Photo Credit: Khushna
The Lowdown: Tate Modern’s new exhibition is an examination of the contributions made to the Civil Rights Movement by black artists. Soul of a Nation chronicles the feats of these artists on their mission to provoke, confront, and confound expectations. We see paintings, murals, collage, photography, clothing, and sculpture – all vibrant, exhilarating, and once key to advancing the viewpoint and arguments of black communities in an explosive period of American history.
When: Soul of a Nation: Art in the Age of Black Power runs from the 12th July until the 22nd October at Tate Modern.
Where: Tate Modern, Bankside, London. SE1 9TG. Adult tickets from £15, members go free.
Photo Credit: The Artist and Jack Shainman Gallery, New York
The Lowdown: Nathalie Du Pasquier is recognised for her design work as much as her painting. In her early career she was a textiles designer, and worked with the production of furniture. In 1987 she turned her focus towards painting, but design elements shine through to this day. Her paintings are geometric and architectural in their composition, making excellent use of contrast and line. This exhibition also features a number of captivating little sculptures, bringing elements of her paintings into the third dimension.
When: From time to time runs until the 29th July 2017.
Where: Pace London, 6 Burlington Gardens, Mayfair, London. W1S 3ET. Admission free.

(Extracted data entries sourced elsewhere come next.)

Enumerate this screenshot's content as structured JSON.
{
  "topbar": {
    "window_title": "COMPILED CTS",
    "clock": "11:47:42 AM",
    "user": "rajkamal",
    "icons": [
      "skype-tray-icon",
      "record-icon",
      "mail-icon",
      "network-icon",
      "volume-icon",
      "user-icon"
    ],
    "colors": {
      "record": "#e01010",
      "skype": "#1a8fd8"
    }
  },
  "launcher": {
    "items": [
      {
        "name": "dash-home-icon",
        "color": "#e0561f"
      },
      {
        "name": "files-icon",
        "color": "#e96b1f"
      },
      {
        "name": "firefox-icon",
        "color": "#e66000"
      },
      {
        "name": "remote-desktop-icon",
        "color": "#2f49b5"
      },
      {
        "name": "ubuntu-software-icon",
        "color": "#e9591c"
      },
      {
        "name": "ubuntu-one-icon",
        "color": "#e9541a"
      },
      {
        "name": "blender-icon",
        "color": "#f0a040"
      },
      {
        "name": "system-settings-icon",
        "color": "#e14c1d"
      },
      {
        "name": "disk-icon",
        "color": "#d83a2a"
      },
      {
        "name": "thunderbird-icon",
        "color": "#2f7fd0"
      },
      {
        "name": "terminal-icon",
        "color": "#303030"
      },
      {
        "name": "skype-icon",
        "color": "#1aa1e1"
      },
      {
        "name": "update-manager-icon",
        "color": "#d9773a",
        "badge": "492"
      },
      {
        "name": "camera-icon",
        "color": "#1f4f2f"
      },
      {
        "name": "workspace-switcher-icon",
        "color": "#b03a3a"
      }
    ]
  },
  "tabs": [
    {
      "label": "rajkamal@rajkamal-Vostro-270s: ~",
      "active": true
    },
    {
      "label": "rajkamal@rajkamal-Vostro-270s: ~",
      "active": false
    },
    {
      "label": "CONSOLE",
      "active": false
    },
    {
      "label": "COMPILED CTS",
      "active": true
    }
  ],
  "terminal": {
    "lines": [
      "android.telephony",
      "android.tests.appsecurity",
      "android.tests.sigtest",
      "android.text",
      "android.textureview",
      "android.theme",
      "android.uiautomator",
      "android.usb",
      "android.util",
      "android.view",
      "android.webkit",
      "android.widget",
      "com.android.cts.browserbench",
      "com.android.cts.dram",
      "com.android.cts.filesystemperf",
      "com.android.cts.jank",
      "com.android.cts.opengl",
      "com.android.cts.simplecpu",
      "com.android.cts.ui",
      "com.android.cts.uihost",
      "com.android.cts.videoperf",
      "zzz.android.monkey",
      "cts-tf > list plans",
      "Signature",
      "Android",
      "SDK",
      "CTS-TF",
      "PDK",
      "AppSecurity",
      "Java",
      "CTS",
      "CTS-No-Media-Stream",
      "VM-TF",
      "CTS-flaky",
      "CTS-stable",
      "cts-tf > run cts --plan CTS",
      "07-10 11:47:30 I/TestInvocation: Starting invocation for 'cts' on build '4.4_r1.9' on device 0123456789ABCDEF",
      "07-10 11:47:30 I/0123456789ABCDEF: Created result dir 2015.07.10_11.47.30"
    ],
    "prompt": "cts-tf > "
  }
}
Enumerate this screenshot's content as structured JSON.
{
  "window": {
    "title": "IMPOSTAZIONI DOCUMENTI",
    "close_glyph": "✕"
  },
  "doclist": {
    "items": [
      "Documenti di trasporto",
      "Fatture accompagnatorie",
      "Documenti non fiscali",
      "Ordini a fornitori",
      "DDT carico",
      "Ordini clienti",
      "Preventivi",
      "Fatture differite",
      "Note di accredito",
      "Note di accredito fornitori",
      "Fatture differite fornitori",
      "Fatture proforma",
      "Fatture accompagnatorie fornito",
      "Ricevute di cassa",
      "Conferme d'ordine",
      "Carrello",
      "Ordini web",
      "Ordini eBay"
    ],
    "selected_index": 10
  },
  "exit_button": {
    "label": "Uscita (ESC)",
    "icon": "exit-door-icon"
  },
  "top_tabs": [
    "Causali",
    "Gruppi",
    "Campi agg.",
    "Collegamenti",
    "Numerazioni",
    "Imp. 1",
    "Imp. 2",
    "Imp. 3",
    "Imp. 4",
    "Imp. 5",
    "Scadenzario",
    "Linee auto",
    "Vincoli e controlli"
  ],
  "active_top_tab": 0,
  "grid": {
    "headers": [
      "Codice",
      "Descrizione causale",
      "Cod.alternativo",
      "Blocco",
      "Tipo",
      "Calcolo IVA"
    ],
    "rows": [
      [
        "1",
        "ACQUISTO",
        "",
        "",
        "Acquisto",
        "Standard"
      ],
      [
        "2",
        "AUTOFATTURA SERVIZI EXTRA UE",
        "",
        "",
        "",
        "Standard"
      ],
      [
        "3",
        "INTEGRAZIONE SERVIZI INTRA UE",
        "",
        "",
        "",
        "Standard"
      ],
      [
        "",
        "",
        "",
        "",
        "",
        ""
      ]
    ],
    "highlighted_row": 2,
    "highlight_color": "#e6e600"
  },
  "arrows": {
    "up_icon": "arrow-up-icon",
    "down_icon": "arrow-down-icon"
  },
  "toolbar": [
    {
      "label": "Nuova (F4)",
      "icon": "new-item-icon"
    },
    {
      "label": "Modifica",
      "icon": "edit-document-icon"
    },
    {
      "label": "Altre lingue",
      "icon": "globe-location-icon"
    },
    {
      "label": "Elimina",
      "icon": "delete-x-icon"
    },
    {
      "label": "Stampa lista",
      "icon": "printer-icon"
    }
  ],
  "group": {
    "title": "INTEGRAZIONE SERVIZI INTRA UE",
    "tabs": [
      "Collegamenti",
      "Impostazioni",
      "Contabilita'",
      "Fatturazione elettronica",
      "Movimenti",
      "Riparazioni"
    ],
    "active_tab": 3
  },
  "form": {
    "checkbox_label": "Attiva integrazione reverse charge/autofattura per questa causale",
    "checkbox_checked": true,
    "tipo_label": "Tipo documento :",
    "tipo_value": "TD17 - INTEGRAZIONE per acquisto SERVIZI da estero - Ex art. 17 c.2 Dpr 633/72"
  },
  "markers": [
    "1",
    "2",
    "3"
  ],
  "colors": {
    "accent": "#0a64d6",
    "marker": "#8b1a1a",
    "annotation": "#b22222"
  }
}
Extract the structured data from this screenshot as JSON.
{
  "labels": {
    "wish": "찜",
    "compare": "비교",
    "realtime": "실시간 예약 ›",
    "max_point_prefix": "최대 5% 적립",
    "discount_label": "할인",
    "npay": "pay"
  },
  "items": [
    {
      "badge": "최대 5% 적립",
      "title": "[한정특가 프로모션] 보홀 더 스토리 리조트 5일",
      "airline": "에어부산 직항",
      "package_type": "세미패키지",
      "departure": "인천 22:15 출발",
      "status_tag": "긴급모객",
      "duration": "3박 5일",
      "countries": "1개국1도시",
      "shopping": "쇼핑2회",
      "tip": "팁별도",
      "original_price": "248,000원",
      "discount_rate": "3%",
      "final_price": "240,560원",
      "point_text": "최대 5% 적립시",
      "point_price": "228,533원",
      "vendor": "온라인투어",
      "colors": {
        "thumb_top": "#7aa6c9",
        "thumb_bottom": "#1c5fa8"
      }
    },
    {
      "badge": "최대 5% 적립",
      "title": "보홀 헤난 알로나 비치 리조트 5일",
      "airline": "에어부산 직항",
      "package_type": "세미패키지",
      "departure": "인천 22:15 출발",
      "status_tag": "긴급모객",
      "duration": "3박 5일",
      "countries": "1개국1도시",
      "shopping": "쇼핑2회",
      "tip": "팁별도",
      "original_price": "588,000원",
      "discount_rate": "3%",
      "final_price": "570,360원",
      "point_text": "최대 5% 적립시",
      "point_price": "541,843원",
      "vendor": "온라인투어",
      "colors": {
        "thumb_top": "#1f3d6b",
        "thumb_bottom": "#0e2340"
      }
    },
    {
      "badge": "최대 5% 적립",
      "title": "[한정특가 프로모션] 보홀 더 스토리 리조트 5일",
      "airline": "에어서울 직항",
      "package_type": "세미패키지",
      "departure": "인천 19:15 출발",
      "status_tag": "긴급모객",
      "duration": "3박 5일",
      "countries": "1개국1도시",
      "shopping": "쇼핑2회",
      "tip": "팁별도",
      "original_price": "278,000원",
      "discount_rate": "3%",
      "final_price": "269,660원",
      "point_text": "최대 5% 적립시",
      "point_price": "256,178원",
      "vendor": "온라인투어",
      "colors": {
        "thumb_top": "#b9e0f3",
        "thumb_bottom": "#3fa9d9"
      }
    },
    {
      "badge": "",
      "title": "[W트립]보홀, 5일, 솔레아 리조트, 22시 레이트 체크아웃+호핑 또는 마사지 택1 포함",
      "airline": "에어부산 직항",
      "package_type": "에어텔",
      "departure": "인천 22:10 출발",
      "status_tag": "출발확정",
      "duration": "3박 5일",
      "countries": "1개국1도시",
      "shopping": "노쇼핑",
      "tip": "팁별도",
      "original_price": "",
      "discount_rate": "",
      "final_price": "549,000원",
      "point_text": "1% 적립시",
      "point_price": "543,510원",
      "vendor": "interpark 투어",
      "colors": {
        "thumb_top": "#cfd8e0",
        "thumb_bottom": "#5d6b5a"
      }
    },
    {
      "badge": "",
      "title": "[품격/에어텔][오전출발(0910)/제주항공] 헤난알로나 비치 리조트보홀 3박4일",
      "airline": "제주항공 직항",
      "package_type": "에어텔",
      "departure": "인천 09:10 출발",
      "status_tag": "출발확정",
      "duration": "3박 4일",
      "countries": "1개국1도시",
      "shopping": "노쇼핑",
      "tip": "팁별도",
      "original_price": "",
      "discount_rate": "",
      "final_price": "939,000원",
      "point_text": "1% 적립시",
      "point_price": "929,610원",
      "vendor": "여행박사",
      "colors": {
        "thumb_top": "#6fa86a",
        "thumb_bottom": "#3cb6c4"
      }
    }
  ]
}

Photo Credit: Photography by Damian Griffiths
The Lowdown: Dust is indiscriminate and undiscerning. It is everywhere and settles on all things. In Whitechapel Gallery’s new exhibition, dust becomes a vehicle for story-telling. Starting with a Man Ray photograph of a dust covered Marcel Duchamp sculpture The Large Glass taken in 1920, A Handful of Dust weaves its way through 20th century history from aerial reconnaissance and wartime destruction to natural disasters and domestic untidiness – all while using dust as its unifying subject matter. The exhibition features works by over 30 artists including Mona Kuhn, Gerhard Richter, Walker Evans, Shomei Tomatsu, and Nick Waplington to tell its story of dereliction and decay. Dust is a beautiful, thoughtful exhibition of endless curiosity.
When: A Handful of Dust runs until the 3rd September 2017.
Where: Whitechapel Gallery, 77-82 Whitechapel High Street, London. E1 7QX. Admission free.